A neural network approach to rotated object recognition based on edge features: Recognition rate and CPU time improvement for rotated object recognition using DWT

In this paper, the methods and experimental results of rotated irregular shaped edge objects from still images and recognition by supervised artificial neural network of irregular shapes (ANN) are discussed. The edge images are obtained during pre-processing stage from the input coloured images. The objects in the edge images are rotated by every 5° from 0° up to 355°. The rotated edge images are represented by large dimensional feature vectors. A multilayer neural network classification system using backpropagation algorithm is trained to predict the classes of test images.
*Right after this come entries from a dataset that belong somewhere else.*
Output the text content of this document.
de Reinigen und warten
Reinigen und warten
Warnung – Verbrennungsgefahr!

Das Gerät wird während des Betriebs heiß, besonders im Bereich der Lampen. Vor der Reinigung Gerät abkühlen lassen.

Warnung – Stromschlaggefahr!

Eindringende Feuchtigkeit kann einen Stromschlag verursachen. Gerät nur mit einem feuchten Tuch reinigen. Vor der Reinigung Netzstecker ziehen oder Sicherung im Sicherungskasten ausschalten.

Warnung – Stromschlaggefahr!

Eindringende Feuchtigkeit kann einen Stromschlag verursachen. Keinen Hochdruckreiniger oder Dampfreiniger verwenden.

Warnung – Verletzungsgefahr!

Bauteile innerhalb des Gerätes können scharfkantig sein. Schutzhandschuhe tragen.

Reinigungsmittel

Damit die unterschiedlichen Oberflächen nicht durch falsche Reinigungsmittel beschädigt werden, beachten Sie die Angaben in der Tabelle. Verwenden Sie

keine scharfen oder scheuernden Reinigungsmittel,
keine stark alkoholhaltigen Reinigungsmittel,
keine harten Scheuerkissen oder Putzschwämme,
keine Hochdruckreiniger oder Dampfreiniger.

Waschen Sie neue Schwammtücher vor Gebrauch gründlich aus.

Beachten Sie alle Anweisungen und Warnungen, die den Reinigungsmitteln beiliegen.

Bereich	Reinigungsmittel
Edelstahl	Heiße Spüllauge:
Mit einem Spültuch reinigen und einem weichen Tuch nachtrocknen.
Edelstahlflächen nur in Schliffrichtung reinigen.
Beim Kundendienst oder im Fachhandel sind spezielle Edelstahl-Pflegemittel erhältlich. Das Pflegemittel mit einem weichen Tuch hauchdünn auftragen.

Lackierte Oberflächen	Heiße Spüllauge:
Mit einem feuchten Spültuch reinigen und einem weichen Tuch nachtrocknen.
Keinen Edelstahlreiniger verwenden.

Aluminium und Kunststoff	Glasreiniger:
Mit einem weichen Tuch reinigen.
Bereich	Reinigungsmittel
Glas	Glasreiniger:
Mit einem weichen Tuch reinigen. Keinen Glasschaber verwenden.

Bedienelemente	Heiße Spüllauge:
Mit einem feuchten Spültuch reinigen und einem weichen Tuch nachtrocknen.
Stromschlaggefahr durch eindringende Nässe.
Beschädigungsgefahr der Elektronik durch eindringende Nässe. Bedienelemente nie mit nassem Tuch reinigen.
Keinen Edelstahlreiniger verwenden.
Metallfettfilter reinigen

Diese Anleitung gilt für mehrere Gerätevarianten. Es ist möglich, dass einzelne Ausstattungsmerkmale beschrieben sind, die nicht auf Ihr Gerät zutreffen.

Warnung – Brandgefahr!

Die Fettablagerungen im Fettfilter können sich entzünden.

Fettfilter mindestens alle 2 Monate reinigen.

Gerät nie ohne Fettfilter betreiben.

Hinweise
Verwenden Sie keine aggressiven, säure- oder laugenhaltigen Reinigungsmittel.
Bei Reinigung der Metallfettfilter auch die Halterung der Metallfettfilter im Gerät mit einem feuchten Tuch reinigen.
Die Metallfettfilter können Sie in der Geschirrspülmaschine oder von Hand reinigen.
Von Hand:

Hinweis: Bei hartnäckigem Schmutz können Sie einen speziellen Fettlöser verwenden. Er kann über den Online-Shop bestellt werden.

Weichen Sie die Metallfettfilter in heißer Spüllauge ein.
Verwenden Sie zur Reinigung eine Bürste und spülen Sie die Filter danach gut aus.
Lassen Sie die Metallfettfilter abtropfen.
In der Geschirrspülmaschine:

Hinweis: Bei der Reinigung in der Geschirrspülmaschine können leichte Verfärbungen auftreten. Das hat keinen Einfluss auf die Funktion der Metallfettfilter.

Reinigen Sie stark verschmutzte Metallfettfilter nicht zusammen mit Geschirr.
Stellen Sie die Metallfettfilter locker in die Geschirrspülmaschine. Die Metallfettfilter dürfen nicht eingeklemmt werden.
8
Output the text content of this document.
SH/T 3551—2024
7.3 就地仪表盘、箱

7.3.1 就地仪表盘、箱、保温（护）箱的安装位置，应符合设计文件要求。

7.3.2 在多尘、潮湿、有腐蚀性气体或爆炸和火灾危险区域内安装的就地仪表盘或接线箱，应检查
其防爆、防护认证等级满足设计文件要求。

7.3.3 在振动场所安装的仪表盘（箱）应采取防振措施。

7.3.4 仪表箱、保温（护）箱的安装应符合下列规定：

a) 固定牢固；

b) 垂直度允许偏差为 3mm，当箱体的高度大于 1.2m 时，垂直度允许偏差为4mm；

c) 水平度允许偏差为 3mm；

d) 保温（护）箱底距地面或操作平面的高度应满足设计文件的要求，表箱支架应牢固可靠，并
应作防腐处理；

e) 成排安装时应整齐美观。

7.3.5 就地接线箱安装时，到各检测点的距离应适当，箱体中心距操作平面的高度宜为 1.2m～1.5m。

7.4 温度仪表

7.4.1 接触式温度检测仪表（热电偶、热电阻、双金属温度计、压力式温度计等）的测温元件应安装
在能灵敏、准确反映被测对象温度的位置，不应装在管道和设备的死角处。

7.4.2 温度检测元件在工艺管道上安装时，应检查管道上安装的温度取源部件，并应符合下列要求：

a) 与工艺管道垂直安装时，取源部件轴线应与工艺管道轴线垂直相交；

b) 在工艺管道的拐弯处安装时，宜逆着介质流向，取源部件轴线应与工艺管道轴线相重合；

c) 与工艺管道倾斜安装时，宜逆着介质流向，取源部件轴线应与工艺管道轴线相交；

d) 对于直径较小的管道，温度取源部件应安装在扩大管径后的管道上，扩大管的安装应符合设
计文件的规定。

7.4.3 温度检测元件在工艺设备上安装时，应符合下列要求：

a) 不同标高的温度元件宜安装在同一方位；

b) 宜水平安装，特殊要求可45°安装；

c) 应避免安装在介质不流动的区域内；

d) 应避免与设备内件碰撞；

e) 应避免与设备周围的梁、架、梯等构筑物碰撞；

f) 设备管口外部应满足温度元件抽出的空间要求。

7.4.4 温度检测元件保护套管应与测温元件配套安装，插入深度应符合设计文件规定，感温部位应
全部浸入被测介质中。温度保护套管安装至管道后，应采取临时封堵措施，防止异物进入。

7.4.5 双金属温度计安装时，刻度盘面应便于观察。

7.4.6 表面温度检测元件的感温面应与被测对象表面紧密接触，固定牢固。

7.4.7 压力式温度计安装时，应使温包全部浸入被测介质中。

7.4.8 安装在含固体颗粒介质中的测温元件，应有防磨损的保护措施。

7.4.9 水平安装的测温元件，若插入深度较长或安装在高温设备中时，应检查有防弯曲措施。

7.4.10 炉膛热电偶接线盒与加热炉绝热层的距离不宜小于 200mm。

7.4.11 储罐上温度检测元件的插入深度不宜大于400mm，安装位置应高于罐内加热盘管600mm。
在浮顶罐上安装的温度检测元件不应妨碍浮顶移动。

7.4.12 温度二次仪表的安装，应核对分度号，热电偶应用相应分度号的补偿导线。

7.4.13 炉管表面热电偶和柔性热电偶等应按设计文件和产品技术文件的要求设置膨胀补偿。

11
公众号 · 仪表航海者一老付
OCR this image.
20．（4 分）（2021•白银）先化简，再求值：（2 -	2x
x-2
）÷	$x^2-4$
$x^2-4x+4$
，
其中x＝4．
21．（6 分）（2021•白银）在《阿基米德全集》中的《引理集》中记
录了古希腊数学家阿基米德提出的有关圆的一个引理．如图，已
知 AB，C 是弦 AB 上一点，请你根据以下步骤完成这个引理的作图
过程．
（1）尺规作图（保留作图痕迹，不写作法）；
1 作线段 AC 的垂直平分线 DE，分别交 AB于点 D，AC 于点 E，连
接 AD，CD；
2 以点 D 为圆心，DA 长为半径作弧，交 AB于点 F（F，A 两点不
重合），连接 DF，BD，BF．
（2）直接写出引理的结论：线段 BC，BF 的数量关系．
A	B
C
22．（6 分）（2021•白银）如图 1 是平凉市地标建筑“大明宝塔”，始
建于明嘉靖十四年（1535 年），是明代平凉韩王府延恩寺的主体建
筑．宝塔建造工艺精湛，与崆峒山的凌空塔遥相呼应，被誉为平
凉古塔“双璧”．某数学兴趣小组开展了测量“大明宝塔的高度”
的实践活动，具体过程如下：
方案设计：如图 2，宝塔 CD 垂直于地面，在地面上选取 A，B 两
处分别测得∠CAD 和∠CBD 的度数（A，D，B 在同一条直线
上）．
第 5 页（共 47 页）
Initially, features are extracted from rotated edge images. For the first part of the paper, the features are directly computed from rotated edge images and the artificial neural network (ANN) is trained. Training of ANN is done for 5 cases and in each case, images that are separated by varying angles of rotation are used. For the second part, the features extracted from the rotated edge images are subjected to 2D Discrete Wavelet Transform (DWT) to compress the dimensionality of features. The compressed features are then used for training the neural classifier. The five cases used in the previous part are considered in this part also. In both the cases, training is done with 75% of data sets and the performance of the neural classifiers is tested with the remaining 25% of the data sets. The CPU times, calculated during the training of neural networks in the two approaches are compared here.